Fri, 31 July 2009
I bought a couple of manga today at Barnes and Noble, including two Shojo Beat titles, the first volumes of Kimi Ni Todoke and Black Bird. It just struck me that they looked different than the usual Shojo Beat books. Neither of them had those giant ugly volume numbers in the bottom right hand corner nor the boring author font with "Story and Art by" stamp on the left bottom corner and border on the bottom edge. I've never been a fan of the generic design of any of Viz's "line" manga, like Beat and the Shonen Jump titles. To me, they make the books look boring and take away from the beauty of the covers. But I guess they do make them instantly recognizable as belonging to a certain genre. But the Shojo Beat titles in particular suffer. A machine just stamps every cover with no regard as for how it's going to affect the art. If you're lucky Viz tries to change the color of the volume number or the author info to blend in better with the colors in the cover art...if you're lucky.
But with these two titles, Beat seems to be de-emphasizing the Shojo Beat brand, especially with Kimi Ni Todoke. "Shojo Beat" is nowhere to be found on its front cover. Instead of the humungoid volume number on the right there is a stylized 1 at center bottom. Even the author's name is given a more personalized font that fits the feel and style of the manga. You do have the Shojo Beat website and UPC code on the back bottom just like usual but no huge banner at the top.
Blackbird has a more traditional Viz design but again does not crowd its cover with Shojo Beat insignia, borders, and unsightly font. Instead it has ethereal, airy blacks and reds with a smaller author credit and warmer volume number that fits in with the cover. On the back you do have the Shojo Beat banner at the top but the web address has been left off, hopefully to not cut across and cover up the art.
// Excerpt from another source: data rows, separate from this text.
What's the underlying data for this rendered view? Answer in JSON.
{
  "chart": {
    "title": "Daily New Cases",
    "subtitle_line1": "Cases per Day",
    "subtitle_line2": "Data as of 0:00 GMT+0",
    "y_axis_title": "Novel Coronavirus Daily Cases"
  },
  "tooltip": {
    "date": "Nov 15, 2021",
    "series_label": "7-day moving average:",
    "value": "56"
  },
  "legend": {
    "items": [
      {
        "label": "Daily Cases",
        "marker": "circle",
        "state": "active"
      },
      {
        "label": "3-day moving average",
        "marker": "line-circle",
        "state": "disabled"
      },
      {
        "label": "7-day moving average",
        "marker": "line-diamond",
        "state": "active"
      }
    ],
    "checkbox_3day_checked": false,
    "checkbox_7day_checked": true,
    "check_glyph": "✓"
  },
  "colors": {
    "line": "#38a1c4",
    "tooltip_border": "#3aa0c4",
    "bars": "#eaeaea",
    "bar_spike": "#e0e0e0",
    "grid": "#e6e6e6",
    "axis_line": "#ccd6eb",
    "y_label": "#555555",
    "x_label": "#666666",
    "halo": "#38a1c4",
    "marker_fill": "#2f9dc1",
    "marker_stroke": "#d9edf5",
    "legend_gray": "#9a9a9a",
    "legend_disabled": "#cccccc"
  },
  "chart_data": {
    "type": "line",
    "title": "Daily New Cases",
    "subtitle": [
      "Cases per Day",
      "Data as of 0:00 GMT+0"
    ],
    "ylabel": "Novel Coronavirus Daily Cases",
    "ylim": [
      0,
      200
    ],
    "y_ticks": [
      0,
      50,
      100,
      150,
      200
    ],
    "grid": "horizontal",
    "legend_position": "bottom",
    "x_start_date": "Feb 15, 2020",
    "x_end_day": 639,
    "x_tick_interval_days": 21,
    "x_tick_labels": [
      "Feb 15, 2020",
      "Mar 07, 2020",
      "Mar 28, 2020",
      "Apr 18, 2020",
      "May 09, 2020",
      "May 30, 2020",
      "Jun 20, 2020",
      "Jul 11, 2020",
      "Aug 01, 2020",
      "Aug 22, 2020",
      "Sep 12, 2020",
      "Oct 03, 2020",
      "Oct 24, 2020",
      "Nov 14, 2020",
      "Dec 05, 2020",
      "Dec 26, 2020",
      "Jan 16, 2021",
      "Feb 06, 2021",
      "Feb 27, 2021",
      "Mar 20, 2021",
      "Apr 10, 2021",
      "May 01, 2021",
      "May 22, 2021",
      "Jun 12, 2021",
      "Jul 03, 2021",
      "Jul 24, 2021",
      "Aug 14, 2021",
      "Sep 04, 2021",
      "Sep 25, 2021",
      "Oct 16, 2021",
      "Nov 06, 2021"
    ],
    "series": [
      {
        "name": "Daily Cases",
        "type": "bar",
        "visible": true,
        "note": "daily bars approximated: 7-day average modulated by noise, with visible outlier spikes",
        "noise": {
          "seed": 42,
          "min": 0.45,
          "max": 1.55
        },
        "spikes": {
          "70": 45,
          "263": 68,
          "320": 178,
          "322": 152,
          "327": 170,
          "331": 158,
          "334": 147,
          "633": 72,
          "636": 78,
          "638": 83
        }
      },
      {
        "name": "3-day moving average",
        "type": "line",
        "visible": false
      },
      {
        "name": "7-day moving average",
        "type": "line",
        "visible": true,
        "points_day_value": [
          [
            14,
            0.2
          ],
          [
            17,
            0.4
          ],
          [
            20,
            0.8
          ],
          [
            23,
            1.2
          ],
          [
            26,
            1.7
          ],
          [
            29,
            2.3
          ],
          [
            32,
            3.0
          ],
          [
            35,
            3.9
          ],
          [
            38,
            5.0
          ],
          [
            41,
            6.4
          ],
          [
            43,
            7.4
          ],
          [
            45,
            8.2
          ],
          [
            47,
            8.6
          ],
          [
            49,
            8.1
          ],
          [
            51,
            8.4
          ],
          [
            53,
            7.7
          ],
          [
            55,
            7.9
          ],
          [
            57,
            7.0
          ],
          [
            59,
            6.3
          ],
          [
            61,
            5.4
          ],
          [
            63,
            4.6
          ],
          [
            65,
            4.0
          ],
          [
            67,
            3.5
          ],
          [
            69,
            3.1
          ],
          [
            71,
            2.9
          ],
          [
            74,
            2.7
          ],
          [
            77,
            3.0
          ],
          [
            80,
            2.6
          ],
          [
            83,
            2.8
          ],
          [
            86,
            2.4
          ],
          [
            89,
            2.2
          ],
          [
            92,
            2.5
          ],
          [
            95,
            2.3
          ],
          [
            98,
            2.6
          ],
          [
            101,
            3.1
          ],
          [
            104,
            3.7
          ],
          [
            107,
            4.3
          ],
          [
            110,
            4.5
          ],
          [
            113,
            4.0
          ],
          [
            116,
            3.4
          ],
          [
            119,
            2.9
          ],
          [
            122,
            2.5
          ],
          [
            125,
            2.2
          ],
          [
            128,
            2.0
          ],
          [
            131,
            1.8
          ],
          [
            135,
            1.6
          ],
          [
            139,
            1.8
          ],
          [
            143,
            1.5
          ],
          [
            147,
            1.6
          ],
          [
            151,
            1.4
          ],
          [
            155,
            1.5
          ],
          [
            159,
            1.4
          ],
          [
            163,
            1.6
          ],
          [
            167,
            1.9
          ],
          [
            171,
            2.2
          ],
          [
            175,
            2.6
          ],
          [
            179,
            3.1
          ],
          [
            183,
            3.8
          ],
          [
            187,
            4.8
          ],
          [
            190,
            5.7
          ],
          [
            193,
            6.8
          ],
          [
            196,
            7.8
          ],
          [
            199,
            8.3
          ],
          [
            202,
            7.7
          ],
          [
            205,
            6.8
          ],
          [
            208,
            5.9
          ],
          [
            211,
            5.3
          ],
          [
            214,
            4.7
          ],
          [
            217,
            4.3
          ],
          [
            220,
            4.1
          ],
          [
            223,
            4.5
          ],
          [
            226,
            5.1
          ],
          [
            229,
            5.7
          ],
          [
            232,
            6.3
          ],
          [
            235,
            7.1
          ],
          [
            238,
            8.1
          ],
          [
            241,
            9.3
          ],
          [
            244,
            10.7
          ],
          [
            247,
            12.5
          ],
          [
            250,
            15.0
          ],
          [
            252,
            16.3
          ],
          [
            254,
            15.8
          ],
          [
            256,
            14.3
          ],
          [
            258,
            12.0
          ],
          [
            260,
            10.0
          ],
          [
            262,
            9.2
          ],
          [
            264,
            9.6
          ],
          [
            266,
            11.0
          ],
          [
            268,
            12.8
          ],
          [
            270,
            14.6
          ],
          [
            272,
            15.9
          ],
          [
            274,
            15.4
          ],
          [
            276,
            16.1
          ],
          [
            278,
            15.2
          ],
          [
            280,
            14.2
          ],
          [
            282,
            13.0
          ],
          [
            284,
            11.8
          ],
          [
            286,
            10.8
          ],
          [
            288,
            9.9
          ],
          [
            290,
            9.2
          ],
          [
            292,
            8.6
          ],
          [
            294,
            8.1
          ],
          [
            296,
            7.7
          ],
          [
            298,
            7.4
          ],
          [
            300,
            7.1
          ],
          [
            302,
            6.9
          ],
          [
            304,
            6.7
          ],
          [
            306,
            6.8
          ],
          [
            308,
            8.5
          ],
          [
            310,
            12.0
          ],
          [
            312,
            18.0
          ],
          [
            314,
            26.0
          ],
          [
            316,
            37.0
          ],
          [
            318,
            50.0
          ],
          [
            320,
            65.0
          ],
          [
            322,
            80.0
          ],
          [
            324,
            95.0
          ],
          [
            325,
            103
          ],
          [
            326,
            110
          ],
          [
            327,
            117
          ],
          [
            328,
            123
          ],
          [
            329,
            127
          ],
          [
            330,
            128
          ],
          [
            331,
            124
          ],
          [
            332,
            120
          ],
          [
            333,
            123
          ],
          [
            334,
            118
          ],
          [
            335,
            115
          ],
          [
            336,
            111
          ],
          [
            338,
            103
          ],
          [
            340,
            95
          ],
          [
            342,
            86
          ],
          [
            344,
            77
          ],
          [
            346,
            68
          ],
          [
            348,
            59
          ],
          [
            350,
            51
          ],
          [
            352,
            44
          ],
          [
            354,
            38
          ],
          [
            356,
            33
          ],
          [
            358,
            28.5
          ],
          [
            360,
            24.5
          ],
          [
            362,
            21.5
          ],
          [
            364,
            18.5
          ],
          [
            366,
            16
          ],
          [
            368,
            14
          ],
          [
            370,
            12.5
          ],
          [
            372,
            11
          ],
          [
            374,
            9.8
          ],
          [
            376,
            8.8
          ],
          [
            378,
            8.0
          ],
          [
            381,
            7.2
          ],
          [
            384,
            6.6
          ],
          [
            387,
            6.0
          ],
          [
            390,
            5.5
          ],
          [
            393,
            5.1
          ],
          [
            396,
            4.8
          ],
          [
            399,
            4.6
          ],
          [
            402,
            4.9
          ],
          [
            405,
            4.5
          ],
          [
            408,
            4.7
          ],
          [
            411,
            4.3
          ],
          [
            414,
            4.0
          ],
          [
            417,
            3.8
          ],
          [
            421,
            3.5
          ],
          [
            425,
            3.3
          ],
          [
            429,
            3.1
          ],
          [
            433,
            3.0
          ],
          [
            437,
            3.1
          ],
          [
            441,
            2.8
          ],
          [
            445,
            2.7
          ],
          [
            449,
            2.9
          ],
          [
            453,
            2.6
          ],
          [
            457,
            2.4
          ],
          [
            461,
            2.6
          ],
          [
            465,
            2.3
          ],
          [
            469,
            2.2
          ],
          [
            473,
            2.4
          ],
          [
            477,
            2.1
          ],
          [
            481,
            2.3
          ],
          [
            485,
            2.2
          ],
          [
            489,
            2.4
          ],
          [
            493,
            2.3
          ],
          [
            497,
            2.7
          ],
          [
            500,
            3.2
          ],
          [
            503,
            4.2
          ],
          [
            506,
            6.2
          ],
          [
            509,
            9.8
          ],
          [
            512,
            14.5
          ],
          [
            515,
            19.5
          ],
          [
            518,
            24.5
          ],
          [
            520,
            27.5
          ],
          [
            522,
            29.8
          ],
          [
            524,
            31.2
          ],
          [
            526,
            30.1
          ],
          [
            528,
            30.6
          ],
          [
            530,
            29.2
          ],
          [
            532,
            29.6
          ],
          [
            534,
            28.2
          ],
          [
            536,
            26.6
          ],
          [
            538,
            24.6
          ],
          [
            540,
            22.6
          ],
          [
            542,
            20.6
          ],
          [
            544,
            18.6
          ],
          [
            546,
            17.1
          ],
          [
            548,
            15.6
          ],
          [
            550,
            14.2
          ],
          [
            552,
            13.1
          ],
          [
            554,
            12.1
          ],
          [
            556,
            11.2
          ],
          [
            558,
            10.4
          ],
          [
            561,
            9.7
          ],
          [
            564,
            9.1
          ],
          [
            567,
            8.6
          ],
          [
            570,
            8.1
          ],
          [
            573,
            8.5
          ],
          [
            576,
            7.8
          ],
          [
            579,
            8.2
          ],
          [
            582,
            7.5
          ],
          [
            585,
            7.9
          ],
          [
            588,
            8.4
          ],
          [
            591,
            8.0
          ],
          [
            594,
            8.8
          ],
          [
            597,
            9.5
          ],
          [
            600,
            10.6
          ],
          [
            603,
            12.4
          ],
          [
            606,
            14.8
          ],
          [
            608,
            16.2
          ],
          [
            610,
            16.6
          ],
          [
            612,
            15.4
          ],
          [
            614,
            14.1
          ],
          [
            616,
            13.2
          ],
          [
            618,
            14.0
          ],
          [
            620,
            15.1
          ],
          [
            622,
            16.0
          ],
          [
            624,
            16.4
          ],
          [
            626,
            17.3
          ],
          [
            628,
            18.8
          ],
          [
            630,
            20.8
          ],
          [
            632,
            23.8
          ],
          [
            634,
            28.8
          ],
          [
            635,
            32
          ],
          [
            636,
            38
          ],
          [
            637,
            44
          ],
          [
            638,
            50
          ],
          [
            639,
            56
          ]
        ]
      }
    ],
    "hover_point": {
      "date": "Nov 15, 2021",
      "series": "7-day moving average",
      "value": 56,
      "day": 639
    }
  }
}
I hope Viz starts treating all their Shojo Beat title cover designs like these two titles. You need to bring attention to the ART, not to the volume numbers and product line. The original artists designed the art on the covers for a reason, to catch the eyes of browsing readers, not to be distorted or even erased. It makes the Beat titles look much more attractive. It's fine to keep generic looking spines, but show the covers more love.